New concept poised to accelerate drug discovery through data mining

RENCI scientists together with collaborators from UNC and other institutions have developed and defined a concept called Clinical Outcome Pathways (COPs) that could help scientists harness the vast amounts of clinical and biomedical data available today to accelerate drug discovery and drug repurposing.

“Improving drug discovery requires understanding all the biological processes involved in how drugs work,” said the paper’s first author Daniel Korn from the UNC-Chapel Hill Department of Computer Science. “COPs help broaden the concept of a drug’s mechanism of action so that knowledge graph mining can be used to discover the complete chain of events that enables a specific therapeutic effect for a drug.”

Knowledge graphs express data as a collection of nodes—such as drugs and diseases—with edges that represent the relationships—such as drug A treats disease B—between the nodes. By bringing together heterogeneous information into a single system, knowledge graphs can reveal relationships between previously unconnected information that wouldn’t be obvious otherwise.

“The real power of the COPs concept is that once we understand all the biological pathways connecting drugs and diseases, that information can be used to develop new therapeutic agents—or repurpose existing ones—that modulate the same biological pathway,” explained the paper’s senior author Alexander Tropsha from the UNC Eshelman School of Pharmacy.

As described in a Drug Discovery Today paper, the researchers define COPs as a chain of key events—molecular initiating event, intermediate event(s), and the clinical outcome—that are responsible for the therapeutic actions of a drug. Each element of the chain corresponds to a term defined in commonly used biomedical ontologies, which allows computational methods to be used to elucidate COPs and provides a way for them to be cataloged for future use.

Better drug discovery

Many of today’s new drugs are designed to act on the same point in a biological pathway as existing drugs. “This creates a bunch of ‘me-too’ drugs that don’t actually increase our overall ability to cure disease,” said RENCI’s Chris Bizon, a co-author of the paper. “COPs and knowledge graphs could allow scientists to understand the full set of events involved in a drug’s action. Then they can look further upstream in the pathway to find druggable targets that produce the same therapeutic effect.”

Elucidation of COPs is one of the most pragmatic applications of the biomedical question-answering system ROBOKOP (Reasoning Over Biomedical Objects linked in Knowledge Oriented Pathways), which uses a knowledge graph structure to explore links between various biomedical data types. ROBOKOP was developed by Bizon and colleagues as part of the NIH NCATS Data Translator project.

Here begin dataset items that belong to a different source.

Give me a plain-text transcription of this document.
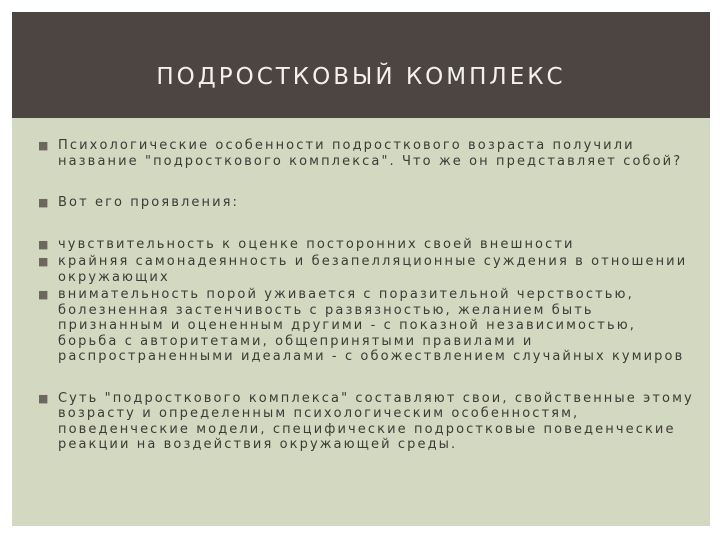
ПОДРОСТКОВЫЙ КОМПЛЕКС
■ Психологические особенности подросткового возраста получили название "подросткового комплекса". Что же он представляет собой?
■ Вот его проявления:
■ чувствительность к оценке посторонних своей внешности
■ крайняя самонадеянность и безапелляционные суждения в отношении окружающих
■ внимательность порой уживается с поразительной черствостью, болезненная застенчивость с развязностью, желанием быть признанным и оцененным другими - с показной независимостью, борьба с авторитетами, общепринятыми правилами и распространенными идеалами - с обожествлением случайных кумиров
■ Суть "подросткового комплекса" составляют свои, свойственные этому возрасту и определенным психологическим особенностям, поведенческие модели, специфические подростковые поведенческие реакции на воздействия окружающей среды.
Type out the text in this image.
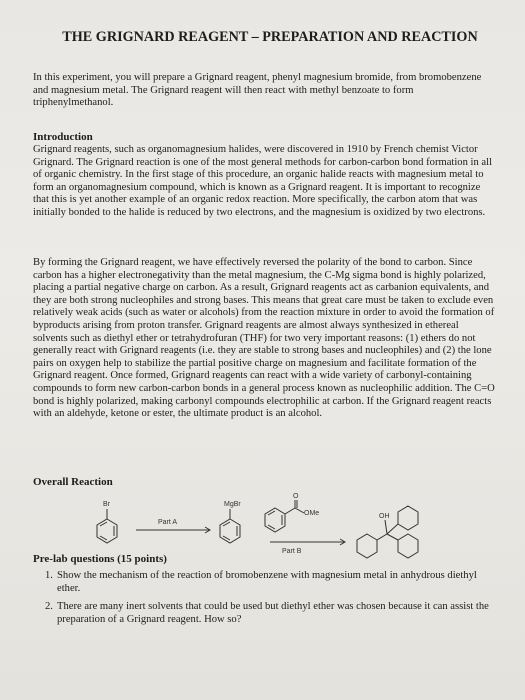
THE GRIGNARD REAGENT – PREPARATION AND REACTION
In this experiment, you will prepare a Grignard reagent, phenyl magnesium bromide, from bromobenzene and magnesium metal. The Grignard reagent will then react with methyl benzoate to form triphenylmethanol.
Introduction
Grignard reagents, such as organomagnesium halides, were discovered in 1910 by French chemist Victor Grignard. The Grignard reaction is one of the most general methods for carbon-carbon bond formation in all of organic chemistry. In the first stage of this procedure, an organic halide reacts with magnesium metal to form an organomagnesium compound, which is known as a Grignard reagent. It is important to recognize that this is yet another example of an organic redox reaction. More specifically, the carbon atom that was initially bonded to the halide is reduced by two electrons, and the magnesium is oxidized by two electrons.
By forming the Grignard reagent, we have effectively reversed the polarity of the bond to carbon. Since carbon has a higher electronegativity than the metal magnesium, the C-Mg sigma bond is highly polarized, placing a partial negative charge on carbon. As a result, Grignard reagents act as carbanion equivalents, and they are both strong nucleophiles and strong bases. This means that great care must be taken to exclude even relatively weak acids (such as water or alcohols) from the reaction mixture in order to avoid the formation of byproducts arising from proton transfer. Grignard reagents are almost always synthesized in ethereal solvents such as diethyl ether or tetrahydrofuran (THF) for two very important reasons: (1) ethers do not generally react with Grignard reagents (i.e. they are stable to strong bases and nucleophiles) and (2) the lone pairs on oxygen help to stabilize the partial positive charge on magnesium and facilitate formation of the Grignard reagent. Once formed, Grignard reagents can react with a wide variety of carbonyl-containing compounds to form new carbon-carbon bonds in a general process known as nucleophilic addition. The C=O bond is highly polarized, making carbonyl compounds electrophilic at carbon. If the Grignard reagent reacts with an aldehyde, ketone or ester, the ultimate product is an alcohol.
Overall Reaction
Br	MgBr
O
OMe	OH
Part A
Part B
Pre-lab questions (15 points)
1. Show the mechanism of the reaction of bromobenzene with magnesium metal in anhydrous diethyl ether.
2. There are many inert solvents that could be used but diethyl ether was chosen because it can assist the preparation of a Grignard reagent. How so?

“ROBOKOP is designed to find biological pathways for a particular drug and disease or to start with the disease and find a pathway that ends at a new drug,” said Bizon. “There are growing examples of tools based on mining of knowledge graphs in the biomedical space, many in the private sector, but ROBOKOP is one of a few fully transparent and publicly available tools that enables biomedical knowledge mining for uncovering important pathways such as those encoded by COPs.”

Integrating clinical information

Clinical observations are an important source of data necessary for elucidating COPs. ROBOKOP can be used with the  Integrated Clinical and Environmental Exposures Service (ICEES), which provides open, regulatory-compliant access to clinical data—including electronic health record data—that is integrated with environmental exposures data.

“Because a lot of medical treatments are found by serendipity or through trial and error, their mechanism of action may not be known,” said RENCI collaborator Kara Fecho, who led a team that developed tools that make it possible for ROBOKOP to access this clinical data. “ICEES provides a source of clinical observations that capture when a certain drug improved a given symptom or disease, for example. ROBOKOP can then be used to fill in the missing pieces.”

The paper describes case studies in which researchers used ROBOKOP to figure out specific COPs. In one case, researchers investigated the biological mechanisms that might explain why doctors have observed that patients taking the heartburn medicine Pepcid seemed to have much milder cases of COVID-19 compared to patients not taking the medication. In another example, researchers used ROBOKOP to find COPs that explain clinical observations suggesting that the diabetes drug metformin might be able to treat certain cancers.

Once researchers make connections like these, they can design experiments to find out whether certain medications might be useful for other indications. In addition, with access to enough clinical and genetic data, it might be possible one day to use this approach to select the best therapy for an individual patient with a particular genetic makeup using clinical and genetic data specific to that patient. The researchers are also looking at how concepts similar to COPs might be employed in areas beyond drug discovery such as identifying the causes of rare diseases or explaining adverse drug outcomes.